Give your doctor all the information you can about your medical history, discuss what they recommend based on what's happening throughout your pregnancy, do a little online research to decide which is right for you, then make a final decision of where you're going to start - vaginal or C-Section - if you even have a choice given your medical history.

If you decide to have a vaginal birth, I have two very big pieces of advice. If you're giving birth at a hospital with an OBGYN, I HIGHLY recommend a Doula. They are there to take care of you while everyone else is running around taking care of baby. Mine made sure I was fed, drank plenty of water, she massaged my feet and hips during contractions. She used the contractions to help move baby down the birth canal and she coached me through pushing which was only 90 minutes. DOULA! DO IT! Oh, she also took pictures of the whole delivery.

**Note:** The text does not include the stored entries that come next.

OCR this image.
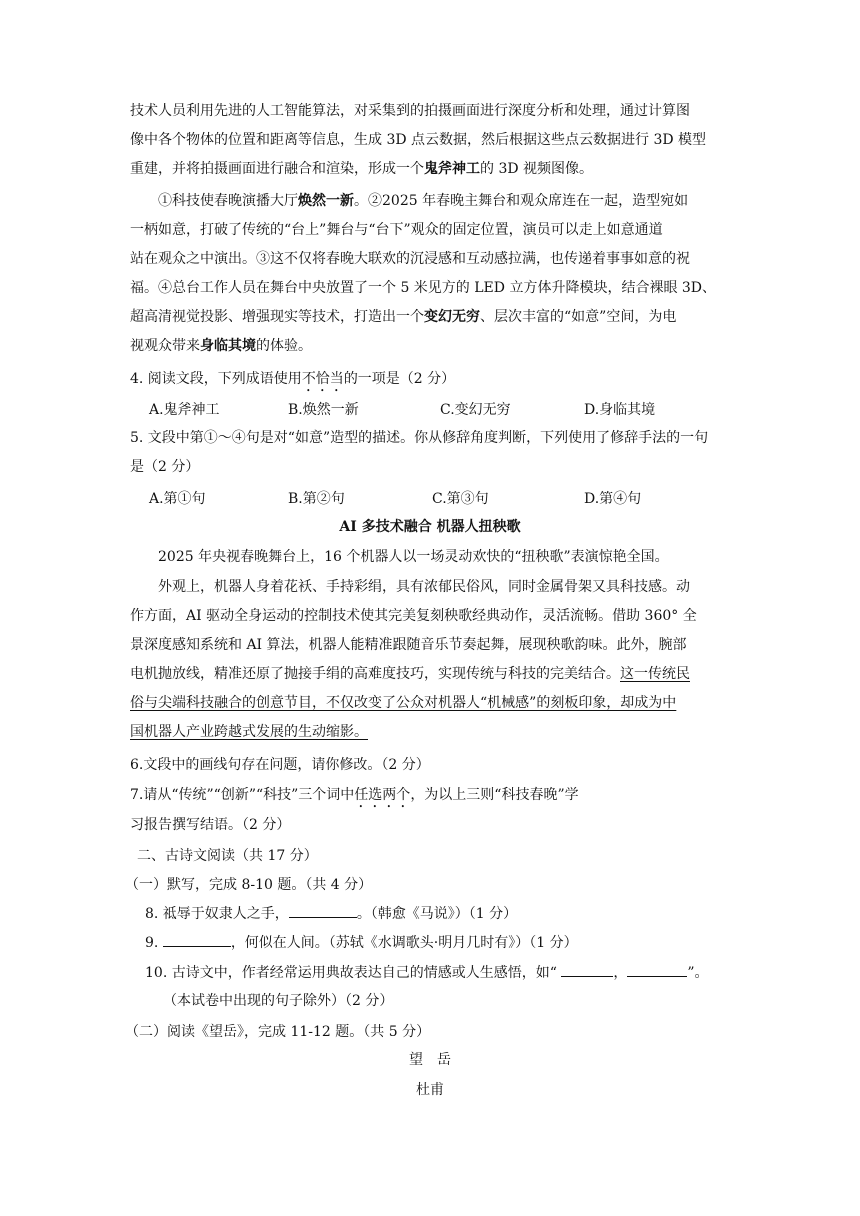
技术人员利用先进的人工智能算法，对采集到的拍摄画面进行深度分析和处理，通过计算图
像中各个物体的位置和距离等信息，生成 3D 点云数据，然后根据这些点云数据进行 3D 模型
重建，并将拍摄画面进行融合和渲染，形成一个鬼斧神工的 3D 视频图像。
①科技使春晚演播大厅焕然一新。②2025 年春晚主舞台和观众席连在一起，造型宛如
一柄如意，打破了传统的“台上”舞台与“台下”观众的固定位置，演员可以走上如意通道
站在观众之中演出。③这不仅将春晚大联欢的沉浸感和互动感拉满，也传递着事事如意的祝
福。④总台工作人员在舞台中央放置了一个 5 米见方的 LED 立方体升降模块，结合裸眼 3D、
超高清视觉投影、增强现实等技术，打造出一个变幻无穷、层次丰富的“如意”空间，为电
视观众带来身临其境的体验。
4. 阅读文段，下列成语使用不恰当的一项是（2 分）
A.鬼斧神工	B.焕然一新	C.变幻无穷	D.身临其境
5. 文段中第①～④句是对“如意”造型的描述。你从修辞角度判断，下列使用了修辞手法的一句
是（2 分）
A.第①句	B.第②句	C.第③句	D.第④句
AI 多技术融合 机器人扭秧歌
2025 年央视春晚舞台上，16 个机器人以一场灵动欢快的“扭秧歌”表演惊艳全国。
外观上，机器人身着花袄、手持彩绢，具有浓郁民俗风，同时金属骨架又具科技感。动
作方面，AI 驱动全身运动的控制技术使其完美复刻秧歌经典动作，灵活流畅。借助 360° 全
景深度感知系统和 AI 算法，机器人能精准跟随音乐节奏起舞，展现秧歌韵味。此外，腕部
电机抛放线，精准还原了抛接手绢的高难度技巧，实现传统与科技的完美结合。这一传统民
俗与尖端科技融合的创意节目，不仅改变了公众对机器人“机械感”的刻板印象，却成为中
国机器人产业跨越式发展的生动缩影。
6.文段中的画线句存在问题，请你修改。（2 分）
7.请从“传统”“创新”“科技”三个词中任选两个，为以上三则“科技春晚”学
习报告撰写结语。（2 分）
二、古诗文阅读（共 17 分）
（一）默写，完成 8-10 题。（共 4 分）
8. 祗辱于奴隶人之手，	。（韩愈《马说》）（1 分）
9.	，何似在人间。（苏轼《水调歌头·明月几时有》）（1 分）
10. 古诗文中，作者经常运用典故表达自己的情感或人生感悟，如“	，	”。
（本试卷中出现的句子除外）（2 分）
（二）阅读《望岳》，完成 11-12 题。（共 5 分）
望　岳
杜甫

My second piece of advice is to have a very lose birth plan. This is not carved in stone. This is your ideal. Be ready for anything including an emergency C-Section. That way you're more in tune with making decisions as they happen rather then trying to stick your ground - pushing for another 4 - 5 hours to only have it anyway. I didn't want an epidural as part of my plan, but at 2AM after 12 hours of contractions being 1 minute apart and the addition of Pitocin to spread out my contractions, I was ready to get some rest. With a clear head I requested the epidural and so glad I did. I don't think it changed my giving birth experience. It allowed me, my husband, and doula to rest up for the big delivery day.

No one gets to tell you how to have your baby and no one gets to judge you for your decision. Whatever your choice, you made a human from scratch and that is something truly profound to be proud of.